NLP model for predicting FFnet genre tags from summary.
dangerzone/ contains files only of historical value, used during development; they are not meant to be used further.
use class FFWebtext to reference raw web-scraped text, whether in string form or as a reference to a .txt file. Each work is represented by a Summary object, which initially contains information about the summary and genres of the work; the predicted genres (pred_genre1/2) can be modified by a SummarySet object, which is used to access HF models to use to predict genre values.
s1 = Summary('She had a tiny, tiny, tiny crush on him. Maybe.', 'Romance', 'Drama', 'Romance', 'Hurt_Comfort')
s1.pred_acc()
>>> '2t1r'
ffwt1 = FFWebtext(filename='ffdump7.txt')

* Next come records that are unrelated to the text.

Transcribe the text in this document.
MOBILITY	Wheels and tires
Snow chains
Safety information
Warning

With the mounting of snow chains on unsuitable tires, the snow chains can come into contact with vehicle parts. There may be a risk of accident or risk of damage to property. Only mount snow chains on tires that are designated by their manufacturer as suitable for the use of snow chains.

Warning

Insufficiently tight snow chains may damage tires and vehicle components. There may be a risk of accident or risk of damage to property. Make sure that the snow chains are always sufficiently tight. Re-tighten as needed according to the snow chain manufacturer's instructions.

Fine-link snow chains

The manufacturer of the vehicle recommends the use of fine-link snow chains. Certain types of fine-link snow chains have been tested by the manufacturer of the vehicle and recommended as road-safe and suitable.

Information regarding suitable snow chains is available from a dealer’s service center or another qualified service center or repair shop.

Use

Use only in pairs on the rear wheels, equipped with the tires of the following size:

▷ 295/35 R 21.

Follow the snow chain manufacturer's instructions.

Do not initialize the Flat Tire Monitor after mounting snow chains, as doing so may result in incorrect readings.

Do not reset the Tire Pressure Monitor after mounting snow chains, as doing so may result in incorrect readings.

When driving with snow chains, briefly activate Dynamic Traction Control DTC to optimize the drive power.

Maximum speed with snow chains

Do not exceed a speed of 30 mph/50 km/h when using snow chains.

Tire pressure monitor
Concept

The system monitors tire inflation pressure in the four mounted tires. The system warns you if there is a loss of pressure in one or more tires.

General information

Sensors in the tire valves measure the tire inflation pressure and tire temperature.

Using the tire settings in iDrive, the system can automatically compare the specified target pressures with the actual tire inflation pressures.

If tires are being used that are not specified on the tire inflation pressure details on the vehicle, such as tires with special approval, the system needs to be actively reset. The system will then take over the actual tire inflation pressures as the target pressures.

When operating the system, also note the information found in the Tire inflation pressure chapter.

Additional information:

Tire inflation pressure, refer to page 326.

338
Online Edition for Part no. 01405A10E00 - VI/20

ffwt1.to_csv('ffdump7.csv)
pd.read_csv('ffdump7.csv)
>>> <DataFrame>
ffwt1 = FFWebtext(filename='ffdump7.txt')
slist1 = ffwt1.to_summarylist()
ss1 = SummarySet(slist1)
ss1.predict('zdreiosis/ff_analysis_5', revision='1454370')
ss1.summarylist[52].pred_genre1
>>> 'Romance'
ss1.summarylist[52].pred_genre2
>>> 'Friendship'
other examples can be found in the examples/ directory.